Djohar Arifin: Rapat JC Sering Ditunda Gara-gara KPSI
Djohar Arifin Husin mengatakan, sering ditundanya rapat Joint Committee disebabkan Komite Penyelamat Sepakbola Indonesia berhalangan hadir.
Penulis:
Glery Lazuardi
Editor:
Ravianto
Laporan Wartawan Tribun Jakarta, Glery Lazuardi
TRIBUNNEWS.COM, JAKARTA - Ketua Umum Persatuan Sepakbola Seluruh Indonesia, Djohar Arifin Husin mengatakan, sering ditundanya rapat Joint Committee disebabkan anggota Joint Committee dari Komite Penyelamat Sepakbola Indonesia berhalangan hadir.
"KPSI yang meminta jadwal rapat JC diundur, awalnya rapat akan digelar 24 Juli, kemudian dipindah jadwalnya menjadi 30 Juli karena dua orang dari pihak mereka berhalangan hadir. Direncanakan akan menggelar rapat pada 2 Agustus, kembali tidak terlaksana karena anggota JC dari mereka umroh, kemudian diubah ke 5 Agustus dan yang meminta mundur mereka,"katanya.
Pria kelahiran Sumatera Utara itu mengajak, semua anggota Joint Committe untuk segera menyelesaikan pembahasan poin-poin yang telah disepakati di dalam MoU antara PSSI dan KPSI.
Poin yang tertulis di dalam MoU tersebut berisi tentang, Pengembalian Posisi Empat Anggota Executive Committee, Revisi Statua PSSI, penentuan Liga Profesional, Persoalan Asosiasi yang semuanya akan dibahas di dalam Kongres PSSI.
"Kita sudah berusaha menghormati mereka.

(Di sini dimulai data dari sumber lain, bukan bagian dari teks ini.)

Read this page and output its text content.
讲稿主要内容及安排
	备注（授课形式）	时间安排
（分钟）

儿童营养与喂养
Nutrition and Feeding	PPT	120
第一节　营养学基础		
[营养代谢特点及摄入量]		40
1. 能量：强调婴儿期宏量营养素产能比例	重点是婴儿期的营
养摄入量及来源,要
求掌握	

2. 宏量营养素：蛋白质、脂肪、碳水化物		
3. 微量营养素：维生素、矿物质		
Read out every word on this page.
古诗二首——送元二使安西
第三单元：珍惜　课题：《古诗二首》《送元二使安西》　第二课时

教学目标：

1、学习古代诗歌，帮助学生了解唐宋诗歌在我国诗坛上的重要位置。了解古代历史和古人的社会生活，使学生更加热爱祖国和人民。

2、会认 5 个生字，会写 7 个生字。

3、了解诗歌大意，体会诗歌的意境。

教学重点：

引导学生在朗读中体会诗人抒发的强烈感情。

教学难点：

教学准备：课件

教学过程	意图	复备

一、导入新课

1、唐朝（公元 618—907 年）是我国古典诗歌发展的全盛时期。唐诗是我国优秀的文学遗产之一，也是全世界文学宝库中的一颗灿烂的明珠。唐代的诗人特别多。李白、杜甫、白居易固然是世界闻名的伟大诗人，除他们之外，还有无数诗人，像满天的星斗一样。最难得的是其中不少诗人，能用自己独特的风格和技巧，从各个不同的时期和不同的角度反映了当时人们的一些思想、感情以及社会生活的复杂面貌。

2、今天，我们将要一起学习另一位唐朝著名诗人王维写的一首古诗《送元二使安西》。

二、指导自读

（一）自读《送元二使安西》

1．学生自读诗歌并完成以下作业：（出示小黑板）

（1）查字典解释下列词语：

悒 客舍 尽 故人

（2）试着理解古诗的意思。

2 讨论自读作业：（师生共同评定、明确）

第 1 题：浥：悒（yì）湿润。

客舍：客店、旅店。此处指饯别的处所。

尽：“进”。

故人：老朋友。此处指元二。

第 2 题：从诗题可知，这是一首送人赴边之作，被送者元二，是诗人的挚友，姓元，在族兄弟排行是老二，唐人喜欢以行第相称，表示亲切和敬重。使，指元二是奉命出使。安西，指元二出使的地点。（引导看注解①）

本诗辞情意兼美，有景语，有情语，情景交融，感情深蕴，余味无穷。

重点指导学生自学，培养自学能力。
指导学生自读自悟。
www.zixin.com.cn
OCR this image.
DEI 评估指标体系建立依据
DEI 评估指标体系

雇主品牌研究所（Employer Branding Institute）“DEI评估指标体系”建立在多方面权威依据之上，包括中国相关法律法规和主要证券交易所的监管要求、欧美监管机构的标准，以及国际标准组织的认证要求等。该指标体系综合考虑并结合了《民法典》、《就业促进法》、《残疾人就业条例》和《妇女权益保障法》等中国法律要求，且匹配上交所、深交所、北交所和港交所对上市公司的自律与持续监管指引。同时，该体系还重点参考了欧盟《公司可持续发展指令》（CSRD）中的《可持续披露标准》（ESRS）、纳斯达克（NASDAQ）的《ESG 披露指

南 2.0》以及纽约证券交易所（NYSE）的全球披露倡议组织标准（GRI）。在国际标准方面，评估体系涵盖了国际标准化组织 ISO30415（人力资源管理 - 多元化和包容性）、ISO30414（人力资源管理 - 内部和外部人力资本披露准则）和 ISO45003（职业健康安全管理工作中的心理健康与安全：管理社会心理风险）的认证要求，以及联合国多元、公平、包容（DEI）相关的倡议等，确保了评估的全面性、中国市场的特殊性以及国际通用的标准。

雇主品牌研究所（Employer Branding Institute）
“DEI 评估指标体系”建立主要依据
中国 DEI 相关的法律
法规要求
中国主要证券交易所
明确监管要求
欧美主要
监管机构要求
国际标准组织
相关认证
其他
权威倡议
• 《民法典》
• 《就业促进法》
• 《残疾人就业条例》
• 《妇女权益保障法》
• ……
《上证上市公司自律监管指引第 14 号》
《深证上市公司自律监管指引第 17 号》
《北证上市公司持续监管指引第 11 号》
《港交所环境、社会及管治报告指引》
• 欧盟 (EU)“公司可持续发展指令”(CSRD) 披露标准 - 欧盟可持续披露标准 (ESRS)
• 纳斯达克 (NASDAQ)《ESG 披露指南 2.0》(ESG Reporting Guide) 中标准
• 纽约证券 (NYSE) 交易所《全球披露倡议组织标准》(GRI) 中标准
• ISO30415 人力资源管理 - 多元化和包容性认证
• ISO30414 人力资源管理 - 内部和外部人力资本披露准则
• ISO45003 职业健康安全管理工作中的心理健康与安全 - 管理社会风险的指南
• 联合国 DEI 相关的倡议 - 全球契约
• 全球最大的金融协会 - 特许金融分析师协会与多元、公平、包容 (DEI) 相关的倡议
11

Seringnya rapat Joint Committee ditunda membuat klub dan pemain rugi, karena belum jelasnya format kompetisi di musim depan,"tuturnya.
Sampai saat ini, Senin (6/8/2012), rapat Joint Committee belum bisa terlaksana dan tidak dijelaskan kapan rapat bisa kembali berlangsung.